Кинул в нее камнем. Не попал.
Пошел по твердому мокрому песочку к южной оконечности острова.
Прибой ласкал мне ступни и стирал позади меня мои следы.
С каждым шагом от меня как скорлупки отваливались воспоминания. И сгорали в огне времени. Я забыл свое детство, свою настоящую жизнь, лица родных и коллег по работе. Забыл и себя. И очутился в долгожданной блаженной пустоте.
Так я, по крайней мере, тогда думал.
Почему-то был уверен, что обязательно найду что-нибудь на другом конце острова. Что-то интересное.
Сокровище пирата Моргана?
Обломки «Звезды Америки»?
Публичный дом для контрабандистов?
Ничего там не было.
Южная оконечность острова походила на северную. Такой же пляж. Такой же вереск. Те же камни, тот же песок, те же чайки. И такой же, ничего не понимающий, опустошенный, но умиротворенный и явно помолодевший я.
Не расстроился, а рассмеялся. Разве можно обижаться на ороговевшую метафору?
Сел и начал рыть…
Хотел вырыть что-то вроде убежища. Предвидел, что после захода Солнца ветер с Адриатики заставит меня дрожать от холода. Смутно вспоминал предупреждение торговца коврами.
Следовало развести костер, но топить было нечем и спички отсутствовали.
Рыл руками, рискуя сломать ногти. Но не сломал.
И опять услышал голоса.
Бас спросил: «Что это он там роет? Могилу?»
— Не знаю, монсеньор. Возможно, он хочет вырыть яму и укрыться в ней.
— Почему он не хочет переночевать в специально приготовленной для него комнате, во дворце?
— Простите, монсеньор, но он не видит дворец, он уверен, что находится на необитаемом острове. И готовится к смерти от жажды.

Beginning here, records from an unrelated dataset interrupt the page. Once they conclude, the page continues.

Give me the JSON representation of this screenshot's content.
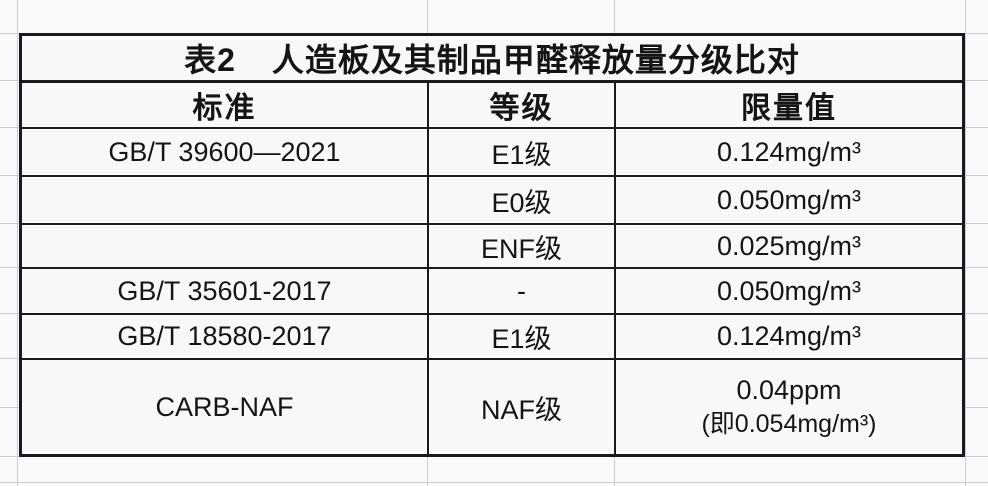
{
  "colors": {
    "background": "#f8f9fb",
    "cell_background": "#f8f8fa",
    "gridline": "#c9cdd6",
    "table_border": "#1a1a1e",
    "text": "#151515"
  },
  "table": {
    "title": {
      "number": "表2",
      "text": "人造板及其制品甲醛释放量分级比对"
    },
    "columns": [
      "标准",
      "等级",
      "限量值"
    ],
    "rows": [
      {
        "standard": "GB/T 39600—2021",
        "grade": "E1级",
        "limit": "0.124mg/m³"
      },
      {
        "standard": "",
        "grade": "E0级",
        "limit": "0.050mg/m³"
      },
      {
        "standard": "",
        "grade": "ENF级",
        "limit": "0.025mg/m³"
      },
      {
        "standard": "GB/T 35601-2017",
        "grade": "-",
        "limit": "0.050mg/m³"
      },
      {
        "standard": "GB/T 18580-2017",
        "grade": "E1级",
        "limit": "0.124mg/m³"
      },
      {
        "standard": "CARB-NAF",
        "grade": "NAF级",
        "limit": "0.04ppm",
        "limit_note": "(即0.054mg/m³)"
      }
    ]
  }
}
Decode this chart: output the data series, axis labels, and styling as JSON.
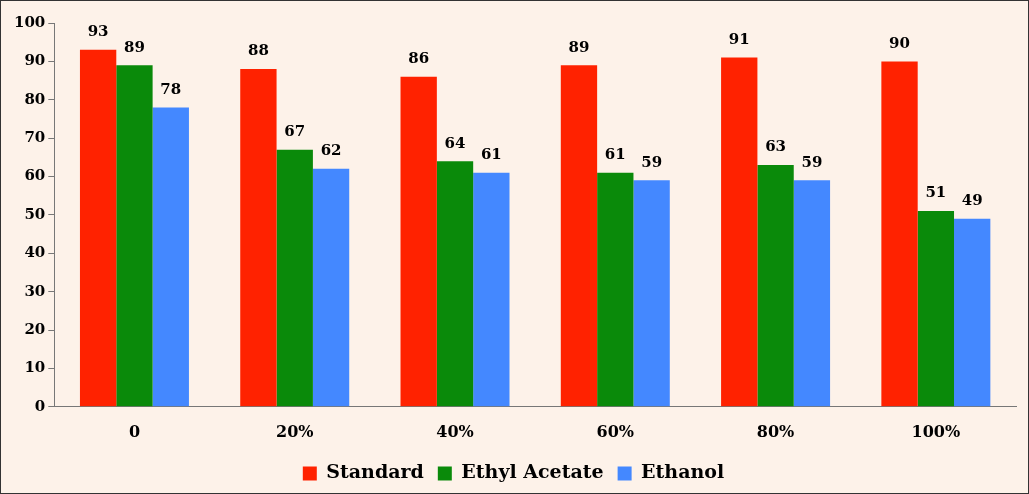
{
  "chart_data": {
    "type": "bar",
    "categories": [
      "0",
      "20%",
      "40%",
      "60%",
      "80%",
      "100%"
    ],
    "series": [
      {
        "name": "Standard",
        "color": "#ff2200",
        "values": [
          93,
          88,
          86,
          89,
          91,
          90
        ]
      },
      {
        "name": "Ethyl Acetate",
        "color": "#0a8a0a",
        "values": [
          89,
          67,
          64,
          61,
          63,
          51
        ]
      },
      {
        "name": "Ethanol",
        "color": "#4488ff",
        "values": [
          78,
          62,
          61,
          59,
          59,
          49
        ]
      }
    ],
    "ylim": [
      0,
      100
    ],
    "yticks": [
      0,
      10,
      20,
      30,
      40,
      50,
      60,
      70,
      80,
      90,
      100
    ],
    "grid": false,
    "legend": "bottom",
    "data_labels": true
  }
}
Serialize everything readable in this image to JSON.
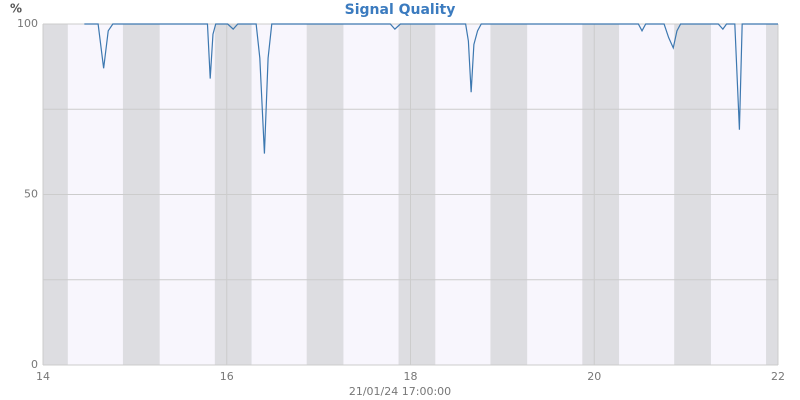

— Ах, как это печально. Он что, понятия не имеет, кто он на самом деле и зачем его сюда притащили?
— Именно так, и я боюсь ему потребуется время на то, чтобы вспомнить и осознать.
— Как и им всем.
— Как и им всем.
— А что мешает ему увидеть дворец?
— Еще раз простите монсеньор, но вы сами не разрешили ему это. Из воспитательных соображений.
— Я?
Бас расхохотался и резко щелкнул пальцами.
На темнеющем горизонте сверкнула ветвистая молния, похожая на горящие рога оленя, а через несколько мгновений до меня долетел и раскат грома.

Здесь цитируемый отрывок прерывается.